Credit, Debit And The Credit Union Conundrum

Credit, Debit, And The Credit Union Conundrum

Close to half of the credit union (CU) executives surveyed by PYMNTS earlier in the year expected credit card processing revenues to outstrip debit in 2020. Several months down the road, it’s a very different picture, as credit tightens and debit takes on an air of frugality.

“Many CUs’ credit innovation plans ground to a halt when the health crisis began, however,” according to PYMNTS’ Credit Union Tracker® done in collaboration with PSCU. “More than 40 million U.S. consumers filed for jobless benefits between January and July, and even those who have remained employed are significantly altering their spending. Credit products often carry debt and fees, and consumers are generally less inclined to use such solutions when they are on uneven financial footing.”

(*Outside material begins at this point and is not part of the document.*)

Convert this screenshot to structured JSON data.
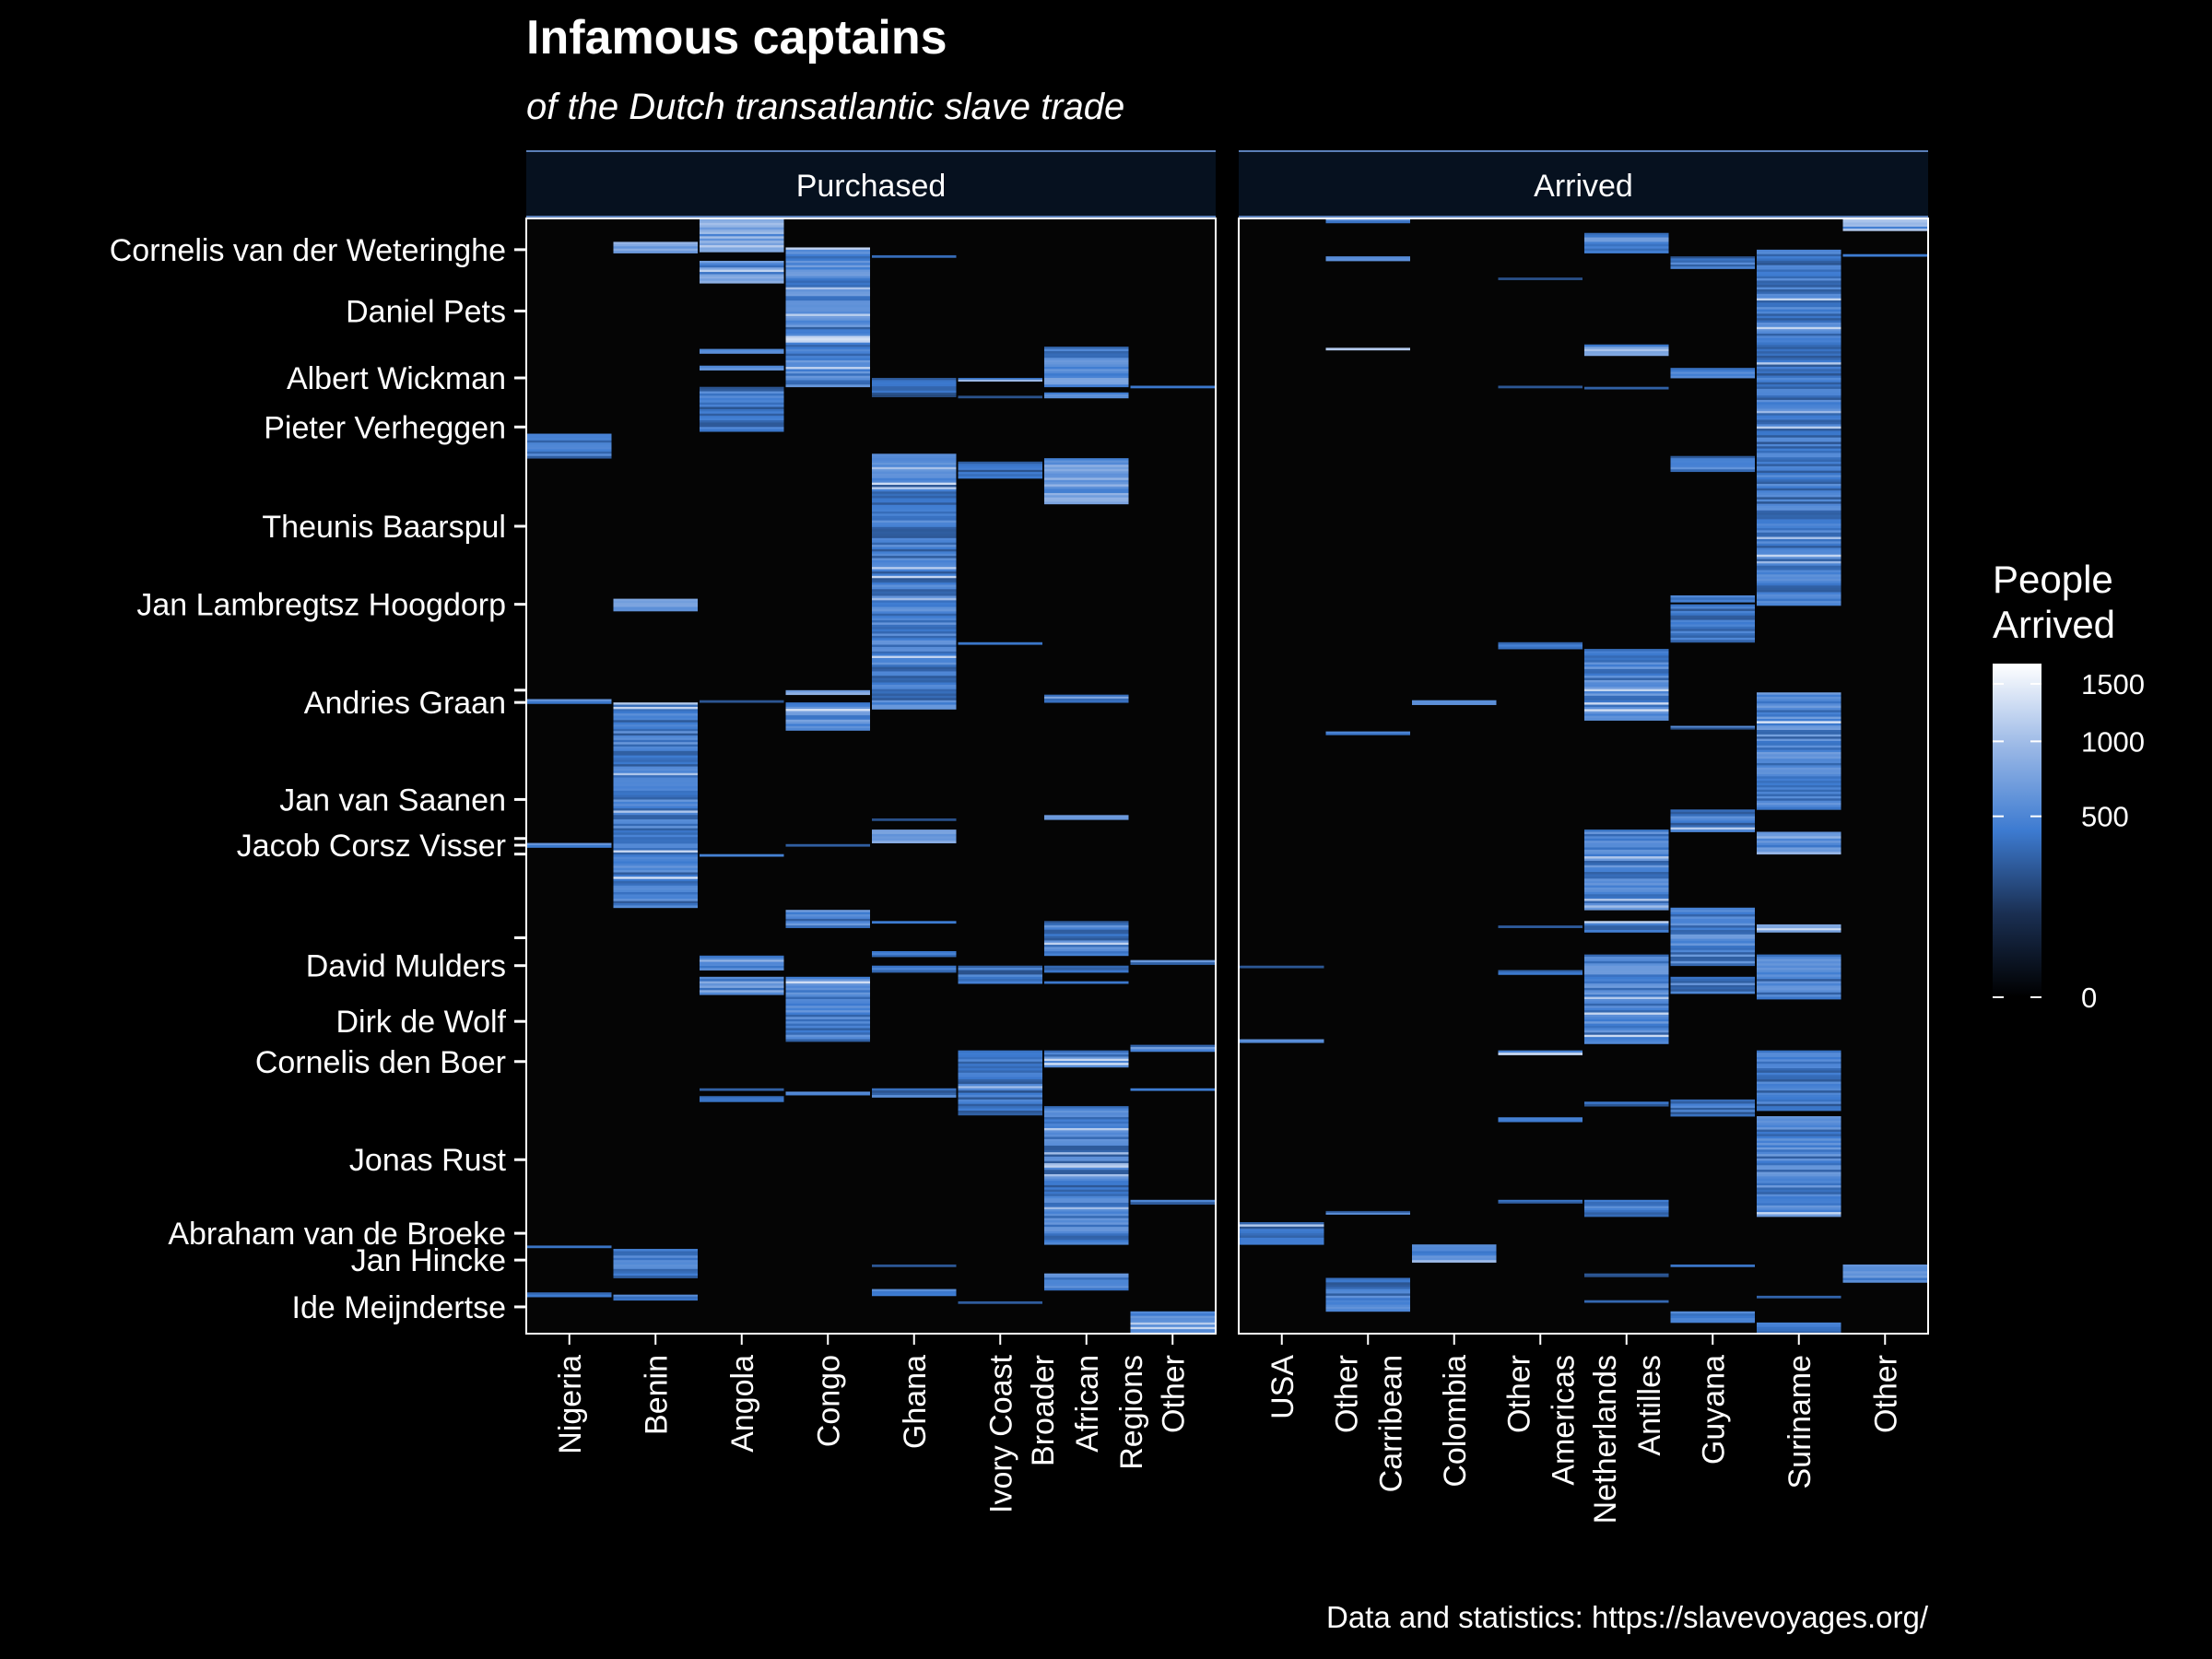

Against that backdrop, CUs and credit union service organizations (CUSOs) are innovating credit offerings to meet new needs and experiential demands that have emerged or been accelerated by the COVID-19 pandemic and resulting economic malaise.

PYMNTS’ September Credit Union Tracker® looks at the underlying value and market potential of credit as financial institutions (FIs) of every kind adjust their strategies.

The Best-Laid Plans

Things looked great in the credit markets, until pretty recently. The Credit Union Tracker® notes that “CUs’ pre-pandemic innovation agendas reflected an overall rosy outlook on innovating card-issuing credit products. Seventy-two percent were highly interested in innovating products that offered digital management capabilities, for example, while 48 percent and 42 percent were highly interested in developing solutions that provided notifications and alerts and instant issuance to digital wallets, respectively.”

Brian Scott, chief growth officer at PSCU, told PYMNTS that “credit unions should be prepared to meet members’ changing behaviors with the offerings they need in today’s new normal. While the pandemic has led more consumers to choose debit as their preferred payment method, that doesn’t mean credit should not be a focus.”

Scott added, “With key functionality like digital issuance of plastics, enhanced loyalty solutions and intelligent fraud tools that provide real-time alerts, credit union credit cards can compete with any of the large bank issuers on creating exceptional payment experiences. While large issuers are pulling back on credit, an opportunity exists for credit unions to fill this need in the market — and position themselves for growth when credit spending does rebound.”

CUs: High Hopes, Low Touch

Credit sometimes gets bad press, but the stats show that people actually like credit—if they qualify. The debit pivot is, in part, a temporary reaction on the part of consumers who have been understandably shaken by the 2020 economic devastation. That will pass, however, and credit will eventually resume its important role in the overall payments mix.

In the meantime, it’s commerce by any means necessary as American business mounts a recovery and looks to the upcoming winter gifting season for the hope of better times ahead.

PSCU’s Scott told PYMNTS that “Amazon purchases by … credit unions’ members [have been] up as much as 94 percent on debit and 55 percent on credit year over year during the pandemic,” adding that “many consumers have started using forms of payment that limit physical contact, avoiding cash in favor of contactless options or mobile offerings.”

Strategies that cater to mobile experiences and payments preference are likely to win over more traditional options. “According to PSCU’s transaction data from its owner credit unions, debit contactless transactions have grown from around 8 percent in mid-January to nearly 13 percent of card-present activity in September, while credit contactless transactions have increased from 6.5 percent to nearly 10 percent of card-present activity. Mobile wallet usage is also up exponentially,” Scott said.